Giving up Netflix, for me, was the easiest part of the challenge because I don’t get as much of a rush out of binge watching series, which inevitably happens once you open that lap-top. I remember the days of watching Scrubs and Friends and Grey’s Anatomy and Desperate Housewives. You would wait all week and then excitedly talk it over with your friends the next day in school. Watching TV has become somewhat of a loner sport because everyone can do it, anytime, anywhere and at any speed they like.

This part of the challenge made me realize that we are losing out on lots of communal aspects of being alive because everything is so readily available to us. We can order everything to our bed. We can go days without seeing people but still feel connected.

For God’s sake, we can watch every Sex and the City that has ever existed in one day if we want to. (It’s difficult but possible.)

In my nana’s time, they would sit and read a book aloud together, they would sit and listen to radio dramas, go to dances and go to see plays. If they were doing something for enjoyment it was largely together, because, quite simply, they didn’t have as much choice. The project has made me wonder if we’re living in a parallel universe where we have too much choice.

Nana Conclusion

Something as simple as watching television is no longer a luxury. There aren’t even advertisements to interrupt the flow anymore. There’s no slowing the binge watch of Game of Thrones, or Black Mirror or The Office (for the 40th time). You can do it all in one blast without having the suspense of what could happen next. The question with that is whether or not that is good for our societal patience, whether that be with watching the TV, or waiting for your friend to finish her segment of gossip or even waiting on your bus.

In a world that is continuously speeding up, have we become victims to everything being instant? Instant conclusions to a series in one day, instant meals, instant gratification.

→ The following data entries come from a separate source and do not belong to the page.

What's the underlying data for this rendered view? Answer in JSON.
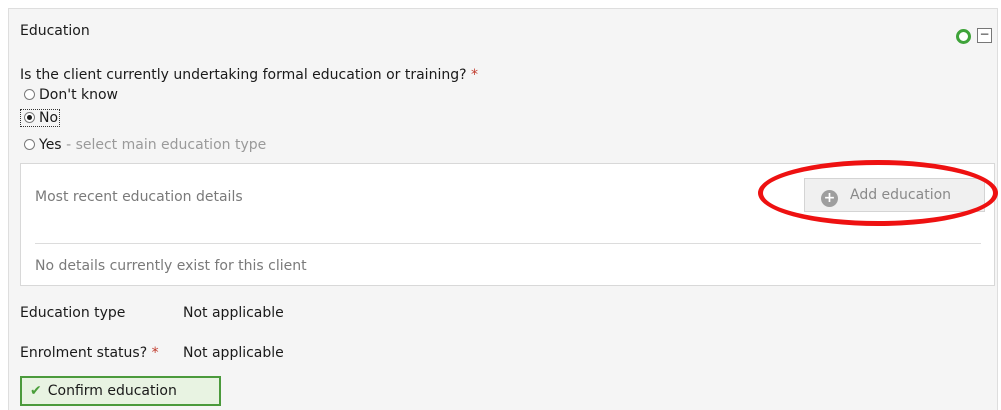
{
  "section": {
    "title": "Education"
  },
  "question": {
    "text": "Is the client currently undertaking formal education or training?",
    "required_marker": "*"
  },
  "options": [
    {
      "label": "Don't know",
      "hint": "",
      "selected": false
    },
    {
      "label": "No",
      "hint": "",
      "selected": true
    },
    {
      "label": "Yes",
      "hint": "- select main education type",
      "selected": false
    }
  ],
  "recent": {
    "label": "Most recent education details",
    "add_button": "Add education",
    "empty_text": "No details currently exist for this client"
  },
  "fields": {
    "education_type_label": "Education type",
    "education_type_value": "Not applicable",
    "enrolment_label": "Enrolment status?",
    "enrolment_required": "*",
    "enrolment_value": "Not applicable"
  },
  "confirm_button": "Confirm education",
  "icons": {
    "status": "status-circle-icon",
    "collapse": "collapse-minus-icon",
    "add": "plus-circle-icon",
    "confirm": "checkmark-icon"
  },
  "colors": {
    "status_green": "#3fa33a",
    "highlight_red": "#ee1111",
    "confirm_border": "#4b9a3c"
  }
}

We don’t have to wait for anything anymore and that’s problematic because when a situation arises where we can’t flash forward to the finale, how will we deal with it?

I have already written about the perils of being glued to an artificial screen and I’m not going to sigh on about that for this article, however, per a study carried out by A.C. Nielsen & Co. in 2009, the average person will spend NINE years of their life watching TV, and that is if they only live to 65. Said person is said to watch 28 hours of TV a week, that almost balances work and television life 50/50.

Netflix has made it so you can attain instant gratification without having to pause and question whether you even like what you’re spending your time on. It’s even associated itself with sex. The phrase “Netflix and Chill” was coined in mid-2014, it’s ironic, the euphemism that television is as good as sex almost mirrors the fact that we can so easily download an app that is notorious for seeking out no strings attached arrangements.

I’m not hating on Netflix, I’m just stating that it is just another symbol of our world that seems to be speeding by so quickly, too quickly. If I have learned one thing, it’s that we need to think about all the little things that make up who we are and see if they truly make us happy.

  • According to the Central Statistics Office, the average Irish household spends twenty-eight euro on alcohol and tobacco products a week. If I live until I’m eighty (fingers crossed), I will have spent 107, 520 euros on alcohol and cigarettes in my life-time, and that’s before I have gone out into the night. Think of all the avocados that could potentially buy me!
  • The average person with a coffee habit will drink 86,000 cups in their life-time, or fill 125 bath-tubs of coffee.
  • Finally, the average person will check their phone 5, 955, 000 times in their life if they live to 81 and a half years old which is the life expectancy in Ireland today.

My nana spent her twenties people watching and window shopping not swiping yes and no to a catalogue of men her age or spilling vodka and raspberries around a club. She spent her twenties going for tea and cake at her friend’s house instead of going for brunch and taking countless pictures of well-staged eggs.

 Netflix asks us “Are we still watching?” but I think we need to ask ourselves “Are we still thinking?” – Are we thinking about the things that are actually important, like face to face conversations, our ability to socialize, our ability to think clearly and our ability to free ourselves from the boundaries we set up in curating our non-unique millennial aesthetics?

My answer to that question? It’s certainly possible with a little bit of self-control, and trying to see things, through vintage eyes.